Le
premier chapeau que j'ai acquis. Je n'ai pas honte de le dire, à
ce moment, je ne savais pas encore trop comment ce type de coiffe était
construite. Je me souviens l'avoir tourné et retourné dans
mes mains avant de me décider! Depuis, j'ai compris que ce genre
de trouvailles était rarissime au détour d'une foire de province...
Bonnet
de paille noire tressée. bords entièrement recouverts de
sequins. Ruban de velour noir faisant noeud sur la nuque. Courtes plumes
d'autruche et aigrette. Circa 1889-1893.
Cette
coiffe était discrète, et dû être portée
"hors-période" car on pouvait très bien la porter en bonnet,
très classiquement, ou comme chapeau sur le haut de la tête.
Une
pièce plus distinguée:
en
vogue dès 1911-1912, ce chapeau était destiné aux
classes les plus aisées. Le décor, la qualité
des matériaux en témoignent.
Chapeau
en velours, maille et crin de cheval (formant des épis de blé).
Motifs de fleurs sur tout le pourtour. Revers de velours. Griffé
"Bourdet-Laporte 10 rue Alsace-Lorraine, Toulouse". Circa 1912.
Chapeau
entièrement en crêpe de soie froncé, sur ossature métallique.
Fausse boucle en perles de bakélite. Circa 1910-1912.
Autre
bel exemple de cette même période :
Simple
mais beau, ce chapeau de feutre moulé fut trouvé sur un vide-grenier.

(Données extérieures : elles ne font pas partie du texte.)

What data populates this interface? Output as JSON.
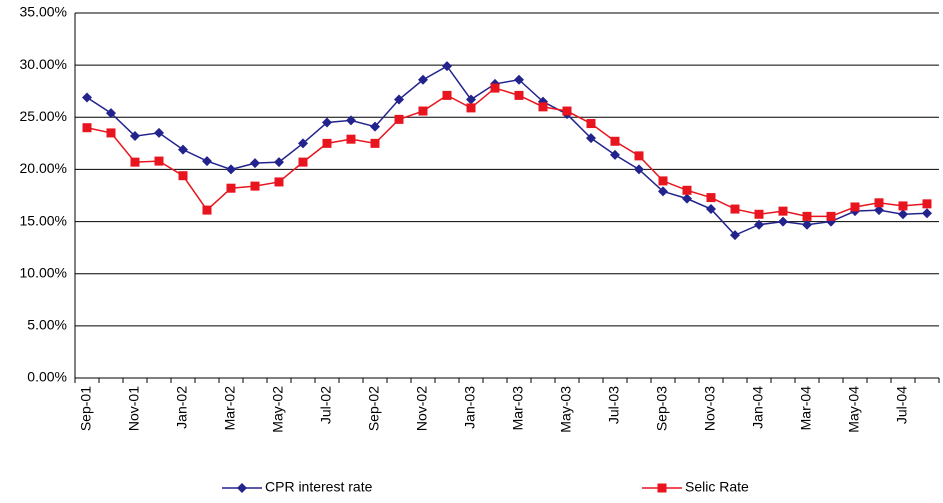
{
  "chart_data": {
    "type": "line",
    "categories": [
      "Sep-01",
      null,
      "Nov-01",
      null,
      "Jan-02",
      null,
      "Mar-02",
      null,
      "May-02",
      null,
      "Jul-02",
      null,
      "Sep-02",
      null,
      "Nov-02",
      null,
      "Jan-03",
      null,
      "Mar-03",
      null,
      "May-03",
      null,
      "Jul-03",
      null,
      "Sep-03",
      null,
      "Nov-03",
      null,
      "Jan-04",
      null,
      "Mar-04",
      null,
      "May-04",
      null,
      "Jul-04",
      null
    ],
    "series": [
      {
        "name": "CPR interest rate",
        "color": "#23238e",
        "marker": "diamond",
        "values": [
          26.9,
          25.4,
          23.2,
          23.5,
          21.9,
          20.8,
          20.0,
          20.6,
          20.7,
          22.5,
          24.5,
          24.7,
          24.1,
          26.7,
          28.6,
          29.9,
          26.7,
          28.2,
          28.6,
          26.5,
          25.3,
          23.0,
          21.4,
          20.0,
          17.9,
          17.2,
          16.2,
          13.7,
          14.7,
          15.0,
          14.7,
          15.0,
          16.0,
          16.1,
          15.7,
          15.8
        ]
      },
      {
        "name": "Selic Rate",
        "color": "#e8141e",
        "marker": "square",
        "values": [
          24.0,
          23.5,
          20.7,
          20.8,
          19.4,
          16.1,
          18.2,
          18.4,
          18.8,
          20.7,
          22.5,
          22.9,
          22.5,
          24.8,
          25.6,
          27.1,
          25.9,
          27.8,
          27.1,
          26.0,
          25.6,
          24.4,
          22.7,
          21.3,
          18.9,
          18.0,
          17.3,
          16.2,
          15.7,
          16.0,
          15.5,
          15.5,
          16.4,
          16.8,
          16.5,
          16.7
        ]
      }
    ],
    "ylim": [
      0,
      35
    ],
    "yticks": [
      {
        "value": 0,
        "label": "0.00%"
      },
      {
        "value": 5,
        "label": "5.00%"
      },
      {
        "value": 10,
        "label": "10.00%"
      },
      {
        "value": 15,
        "label": "15.00%"
      },
      {
        "value": 20,
        "label": "20.00%"
      },
      {
        "value": 25,
        "label": "25.00%"
      },
      {
        "value": 30,
        "label": "30.00%"
      },
      {
        "value": 35,
        "label": "35.00%"
      }
    ],
    "grid": true,
    "legend": "bottom"
  }
}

L'abondance des plumes d'autruche l'enserrant ne pouvait être trompeur,
c'était bien ce que je croyais...une jolie pièce, tout à
fait "style Titanic" diront certains. Mais ce n'était pas tout :
griffé "Mme Coquatrix, Modes 157 Avenue de Neuilly, Neuilly". Coquatrix,
un nom peu commun et pour toujours associé à Neuilly...je
continue mes recherches...
Une plus récente acquisition, que ce petit bibi. Il s'agit d'un calot de fine paille tressée, bordé de perles de jais. Il puise tout son attrait dans la disposition des deux plumes d'autruches, comme "enveloppantes". Doublure en satin crème. Fleurs de tissu, étamines. Voilette. "Tilt Hat" ( à poser d'une pichenette, c'est à dire légèrement sur l'oeil). Circa 1904-1905. Il reste à le défroisser un peu...

Un
bonnet en tulle, garni de soutache, qui jadis était doublé
de mousseline de soie... Circa 1912-1915.
Voici
un bonnet de velours, très simple, qui a dû être réemployé
une vingtaine d'années après sa création, à
une époque où l'orientalisme était fort à la
mode, et les turbans de bon goût!
Un petit bonnet, orné de fleurs en velours noires et jaunes. Ruban d'ottoman. Circa 1890-1892.


Autre
exemple de capeline en vogue vers 1910 : celle-ci est en velours de soie
noir, à bords crenelés et ourlés. Sans griffe.
Ce
bonnet de velours est un magnifique exemple de chapellerie. Sa couleur,
peu courante, et l'usage généreux de fleurs en tissu ( oeillet
et roses thé), son ruban en gros grain assorti le rendent attrayant
à plus d'un titre. La passe est faite de paille noire tressée,
et l'intérieur de ce chapeau est constitué de rubans de velours
de soie noir entrelacés...Sans griffe. Circa 1887-1889.
Une
autre capeline, qui elle, a bien vécu. Malgré ses décolorations
et taches flagrantes, ce modèle est encore plaisant. La tarlatane
n'y est pas pour rien... Sans griffe. Vers 1910-1912
J'ai
acquis ce chapeau parce qu'il me plaisait et m'intriguait. En paille fine
vert sapin, il est simplement orné d'un "ruban" de paille tressée.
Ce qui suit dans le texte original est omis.